Saúde alerta para cuidados nas áreas atingidas pela enchente. Cheia histórica atingiu mais de 53 bairros em Rio Branco.

Enchentes aumentam risco de leptospirose (Foto: Marcos Vicentti/ Prefeitura de Rio Branco)

Enchentes aumentam risco de leptospirose (Foto: Marcos Vicentti/ Prefeitura de Rio Branco)

Pelo menos 200 casos suspeitos de leptospirose foram notificados em Rio Branco, entre os meses de fevereiro e março deste ano, período em que a capital enfrentou a pior enchente da história. De acordo com a Secretaria Municipal de Saúde, em fevereiro, mais de 150 casos foram notificados. Destes, 13 foram confirmados,  81 aguardam o resultado do exame e 64 foram descartados. Já em março, foram ao menos 50 casos suspeitos. Apesar de alto, o número ainda é menor que o registrado no mesmo período do ano passado.

Segundo o secretário municipal de Saúde, Otoniel Almeida uma equipe de agentes comunitários de saúde está fazendo visitas às famílias para dar orientações e alertando para o perigo da doença durante as enchentes e pós-enchentes.

"Com a cheia e principalmente durante a vazante do rio, os casos de leptospirose aumentam.
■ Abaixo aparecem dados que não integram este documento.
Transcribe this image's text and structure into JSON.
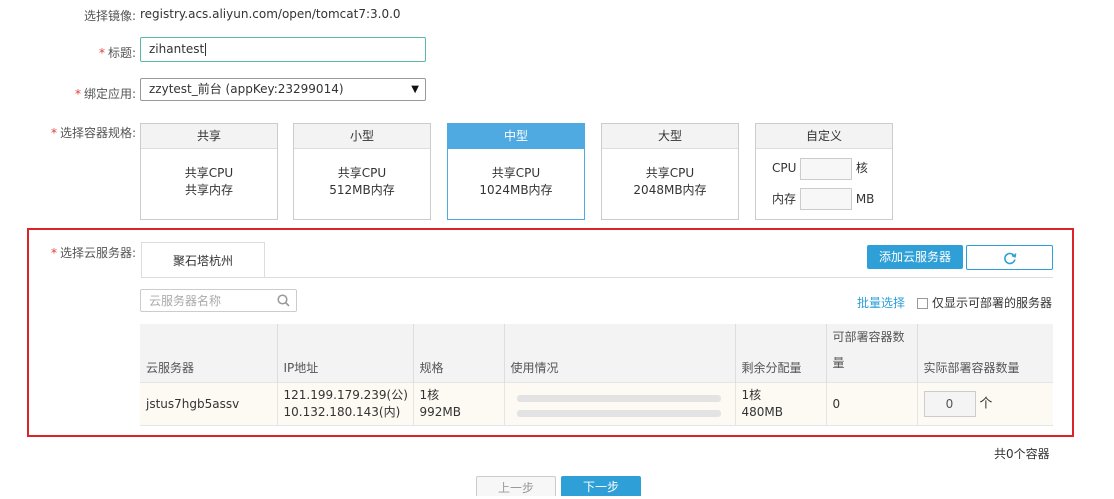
{
  "form": {
    "image_label": "选择镜像:",
    "image_value": "registry.acs.aliyun.com/open/tomcat7:3.0.0",
    "title_label": "标题:",
    "title_value": "zihantest",
    "bind_label": "绑定应用:",
    "bind_value": "zzytest_前台 (appKey:23299014)",
    "spec_label": "选择容器规格:",
    "server_label": "选择云服务器:",
    "required_mark": "*"
  },
  "specs": [
    {
      "name": "共享",
      "line1": "共享CPU",
      "line2": "共享内存",
      "selected": false
    },
    {
      "name": "小型",
      "line1": "共享CPU",
      "line2": "512MB内存",
      "selected": false
    },
    {
      "name": "中型",
      "line1": "共享CPU",
      "line2": "1024MB内存",
      "selected": true
    },
    {
      "name": "大型",
      "line1": "共享CPU",
      "line2": "2048MB内存",
      "selected": false
    }
  ],
  "custom_spec": {
    "name": "自定义",
    "cpu_label": "CPU",
    "cpu_unit": "核",
    "mem_label": "内存",
    "mem_unit": "MB"
  },
  "servers": {
    "tab": "聚石塔杭州",
    "add_button": "添加云服务器",
    "search_placeholder": "云服务器名称",
    "batch_select": "批量选择",
    "only_deployable": "仅显示可部署的服务器",
    "columns": [
      "云服务器",
      "IP地址",
      "规格",
      "使用情况",
      "剩余分配量",
      "可部署容器数量",
      "实际部署容器数量"
    ],
    "row": {
      "name": "jstus7hgb5assv",
      "ip_public": "121.199.179.239(公)",
      "ip_private": "10.132.180.143(内)",
      "spec_cpu": "1核",
      "spec_mem": "992MB",
      "remain_cpu": "1核",
      "remain_mem": "480MB",
      "deployable": "0",
      "actual": "0",
      "actual_unit": "个"
    },
    "total": "共0个容器"
  },
  "nav": {
    "prev": "上一步",
    "next": "下一步"
  },
  "colors": {
    "accent": "#2e9fd7",
    "selected_spec": "#4eaae0",
    "highlight_border": "#d9242a",
    "required": "#e4393c"
  }
}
Com isso, estamos com uma ação integrada da limpeza pública, com os agentes comunitários de saúde, fazendo visita e orientando as pessoas para que tenham o mínimo de contato com a água. E caso tenham, que seja com o máximo de cautela, usando bota e luva, ou sacolas plásticas", explica o secretário.

No ano passado, foram confirmados 810 casos da doença de janeiro a dezembro. Os meses mais críticos foram os de março e abril. Em janeiro foram 165 casos confirmados, em fevereiro 235, em março o número aumentou para 533 e em abril 450 pessoas tiveram a doença confirmada.

"Precisamos da colaboração da população acreana para que o número de casos sejam menores do que em 2014. Como essa doença, assim como a dengue, é ocasionada principalmente dentro das residências é fundamental que as pessoas sigam as orientações", afirma Almeida.

As pessoas que têm e tiveram contato com as águas das enchentes precisam ficar atentas aos sintomas da leptospirose. Segundo o secretário, os sintomas podem surgir até 15 dias depois da contaminação, e o paciente precisa procurar o mais rápido possível uma unidade de saúde para fazer o exame e, caso seja confirmado, iniciar o tratamento.

"Os sintomas são febre, dor de cabeça, dor nos olhos, dores pelo corpo, principalmente nas panturrilhas, podendo também ocorrer vômitos, diarreia e tosse. O tratamento acontece via hidratação oral, com soro, e aplicação de medicação. Além disso, é preciso fazer o acompanhamento de 15 em 15 dias para controlar a imunidade, porque ela pode retornar, já que é uma bactéria", acrescenta o secretário.

Cheia histórica
O Rio Acre atingiu a marca histórica de 18,40 metros em Rio Branco e desabrigou mais 10,4 mil pessoas e 53 bairros foram atingidos. No total, mais de 87 mil pessoas foram afetadas diretamente pela cheia do rio.

A Secretaria Nacional de Proteção e Defesa Civil reconheceu no último dia 4, o estado de calamidade pública por rito sumário para as cidades de Rio Branco e Brasileia. A portaria foi publicada no Diário Oficial da União (DOU). No dia 7, o estado de calamidade foi reconhecido em Xapuri. O anúncio foi feito durante visita do ministro da Previdência Social, Carlos Eduardo Gabas.